Android Market: Pros and Cons of Carrier Billing
Google is changing the Android Market Developer Distribution Agreement (DDA), ostensibly to pave the way for direct carrier billing for Android apps. The move should spur an increase in Android apps and Android Market sales, but may be a double-edged sword for IT admins and users.
A post Friday on the Android Developers blog, announced the upcoming change, explaining, "This is in preparation for some work we're doing on introducing new payment options, which we think developers will like."
The two key changes highlighted in the blog post are that "authorized carriers" have been added as an indemnified party, and that a new section was added clarifying that payment processors are responsible for any claims related to tax accrual.
The obvious implication of "new payment options" and the addition of "authorized carriers" is that Google intends to allow Android Market purchases to be billed directly by wireless providers. After killing off the Nexus One, and shuttering its online mobile store, it seems that Google might also like to offload Android Market billing.
Developers will welcome the change. Although the current Android Market payment system--requiring a Google Checkout account--is similar to the Apple App Store system which requires an Apple ID and some method of payment, Google Checkout is not embraced by Android users the way iTunes has been embraced by iPhone users, leading to anemic app sales for the Android Market.
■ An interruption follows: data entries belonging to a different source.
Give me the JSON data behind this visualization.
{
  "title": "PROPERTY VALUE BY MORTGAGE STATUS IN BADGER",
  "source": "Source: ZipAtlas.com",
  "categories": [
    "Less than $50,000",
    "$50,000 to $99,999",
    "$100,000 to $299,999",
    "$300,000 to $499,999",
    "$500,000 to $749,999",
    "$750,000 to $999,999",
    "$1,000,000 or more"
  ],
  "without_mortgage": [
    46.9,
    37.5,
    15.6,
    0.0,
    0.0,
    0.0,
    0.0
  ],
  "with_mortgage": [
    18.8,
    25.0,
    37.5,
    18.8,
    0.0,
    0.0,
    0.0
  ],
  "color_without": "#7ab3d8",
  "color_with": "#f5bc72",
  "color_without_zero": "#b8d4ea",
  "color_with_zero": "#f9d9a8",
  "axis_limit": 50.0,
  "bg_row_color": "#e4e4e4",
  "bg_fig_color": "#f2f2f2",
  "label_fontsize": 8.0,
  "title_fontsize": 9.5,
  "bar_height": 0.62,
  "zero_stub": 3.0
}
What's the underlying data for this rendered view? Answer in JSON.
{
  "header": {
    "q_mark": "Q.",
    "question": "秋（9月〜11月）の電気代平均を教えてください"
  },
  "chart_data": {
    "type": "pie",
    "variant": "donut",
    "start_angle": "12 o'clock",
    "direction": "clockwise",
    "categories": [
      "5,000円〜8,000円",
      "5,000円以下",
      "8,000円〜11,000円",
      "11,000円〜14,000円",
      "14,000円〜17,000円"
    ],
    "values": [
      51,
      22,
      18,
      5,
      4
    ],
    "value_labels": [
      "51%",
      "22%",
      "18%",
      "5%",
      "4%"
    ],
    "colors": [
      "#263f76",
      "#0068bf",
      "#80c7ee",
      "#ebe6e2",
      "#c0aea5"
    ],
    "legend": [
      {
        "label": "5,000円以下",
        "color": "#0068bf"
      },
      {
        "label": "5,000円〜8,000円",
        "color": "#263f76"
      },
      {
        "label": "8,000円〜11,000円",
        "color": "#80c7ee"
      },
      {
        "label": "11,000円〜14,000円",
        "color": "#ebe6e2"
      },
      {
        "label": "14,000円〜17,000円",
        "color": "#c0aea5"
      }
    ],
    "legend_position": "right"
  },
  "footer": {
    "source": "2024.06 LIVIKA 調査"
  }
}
The wireless carriers will also benefit by getting to play middleman and possibly getting a piece of the app revenue pie. As successful as the iPhone App Store is, that revenue flows directly to Apple. If wireless carriers can share the revenue from app sales, it can help recoup losses from other areas such as declining voice sales.
The strategy is a good one for Google. Developers are the lifeblood of the smartphone culture. Although most users only have a handful of apps on their iPhone, and the vast majority of the 200,000 plus apps available are irrelevant, the fact is that the success of the iPhone platform is often measured based on the sheer volume of apps available. For Android to continue to gain smartphone market share and compete with the iPhone, it needs to have a vibrant developer community cranking out useful utilities.
It is also a solid strategy from the standpoint that sharing revenue with the wireless carriers gives them an incentive to promote Android smartphones more heavily and to help drive sales of Android Market apps. Essentially, what Google gives up in revenue should be made back--and then some--from increased app sales, and Google doesn't have to invest its own money in marketing the Android Market to get there.
There is a potential downside, though. Company accountants and users could be in for sticker shock when they receive the monthly wireless bill and find a bunch of apps charged to the account. Without the added step of logging in or confirming payment options, users might purchase apps inadvertently, or without being consciously aware of the costs.
It is also possible that unscrupulous developers, phishing, or malware attacks could result in undesired apps being charged to the account without the user's authorization.
Still, Android users stand to benefit from a strong developer community and growing inventory of apps as well. Users just need to be careful what they click, and pay extra attention to errant charges when the bill arrives.